8 thoughts on “Plover: Freeing Stenography

  1. Mary

    I am super-excited about this project. Not sure when I can begin playing around with it: I need a keyboard first, and a roundtuit for that matter. But still.

    Was also talking with my partner about chording for programming. Could be great in the typing injury space (I’m prone to it and he’s super-prone).

    1. Mary

      Plus, a great potential application occurs: a keystroke logger, in order to suggest sequences to you periodically that could be optimised.

    2. Mirabai Knight

      Thanks, Mary!

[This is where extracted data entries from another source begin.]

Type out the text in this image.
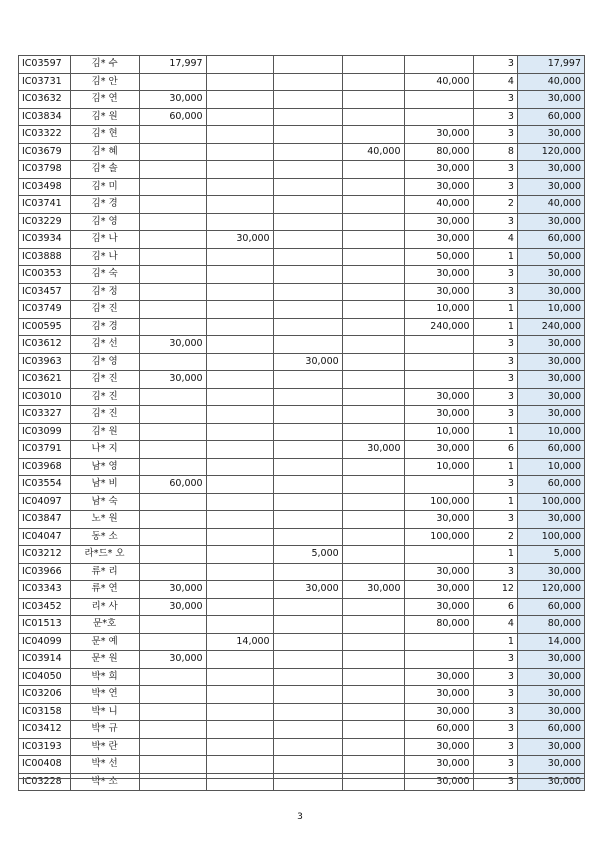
IC03597	김* 수	17,997					3	17,997
IC03731	김* 안					40,000	4	40,000
IC03632	김* 연	30,000					3	30,000
IC03834	김* 원	60,000					3	60,000
IC03322	김* 현					30,000	3	30,000
IC03679	김* 혜				40,000	80,000	8	120,000
IC03798	김* 솔					30,000	3	30,000
IC03498	김* 미					30,000	3	30,000
IC03741	김* 경					40,000	2	40,000
IC03229	김* 영					30,000	3	30,000
IC03934	김* 나		30,000			30,000	4	60,000
IC03888	김* 나					50,000	1	50,000
IC00353	김* 숙					30,000	3	30,000
IC03457	김* 정					30,000	3	30,000
IC03749	김* 진					10,000	1	10,000
IC00595	김* 경					240,000	1	240,000
IC03612	김* 선	30,000					3	30,000
IC03963	김* 영			30,000			3	30,000
IC03621	김* 진	30,000					3	30,000
IC03010	김* 진					30,000	3	30,000
IC03327	김* 진					30,000	3	30,000
IC03099	김* 원					10,000	1	10,000
IC03791	나* 지				30,000	30,000	6	60,000
IC03968	남* 영					10,000	1	10,000
IC03554	남* 비	60,000					3	60,000
IC04097	남* 숙					100,000	1	100,000
IC03847	노* 원					30,000	3	30,000
IC04047	동* 소					100,000	2	100,000
IC03212	라*드* 오			5,000			1	5,000
IC03966	류* 리					30,000	3	30,000
IC03343	류* 연	30,000		30,000	30,000	30,000	12	120,000
IC03452	리* 사	30,000				30,000	6	60,000
IC01513	문*호					80,000	4	80,000
IC04099	문* 예		14,000				1	14,000
IC03914	문* 원	30,000					3	30,000
IC04050	박* 희					30,000	3	30,000
IC03206	박* 연					30,000	3	30,000
IC03158	박* 니					30,000	3	30,000
IC03412	박* 규					60,000	3	60,000
IC03193	박* 란					30,000	3	30,000
IC00408	박* 선					30,000	3	30,000
IC03228	박* 소					30,000	3	30,000
3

It’s great to hear that other people are as excited about this as I am. I actually addressed using Plover for programming in Part Two of What Is Steno Good For:

      http://stenoknight.com/WritingCoding.html

      Programming with Plover probably won’t be practical until we implement command stroke syntax, but that’ll be coming up in the next release, so you won’t have too long to wait. Using nothing but steno in vim has been my dream since I started this project, so I’m going to make sure it works.

      I also used steno (with my obnoxious commercial software, not Plover, but still) to write a novel for National Novel Writing Month, and it amazed me how quickly and fluently the words came when I was able to write them syllable by syllable rather than letter by letter.

    3. John

      Was also talking with my partner about chording for programming. Could be great in the typing injury space (I’m prone to it and he’s super-prone).

      I’ve written a chording-for-programming system using emacs and a gamepad, and found that’s quite a nice way of working (I’ve got it set up well for Lisp, less so for other languages so far).

      Summary of my experience of using it: it works well, and very fast, but the learning curve is steep compared with emacs’, and you have to think at a higher level of abstraction than with other ways of editing.

      [I thought this was drifting off topic a bit, but if three people have thought about it so far, a lot more probably have too, so I eventually decided to post it!]

    1. Rick

      I’m wondering this as well. Things like GKOS are neat, but letter-at-a-time chorded keyboards like that are even slower than QWERTY.

      1. John

        Braille keyboards are chorded, and (originally for reasons of compactness rather than speed) braille uses a lot of “contractions” which are symbols that stand for letter sequences (but it’s by spelling, not phonetic). So that’s not insuperable.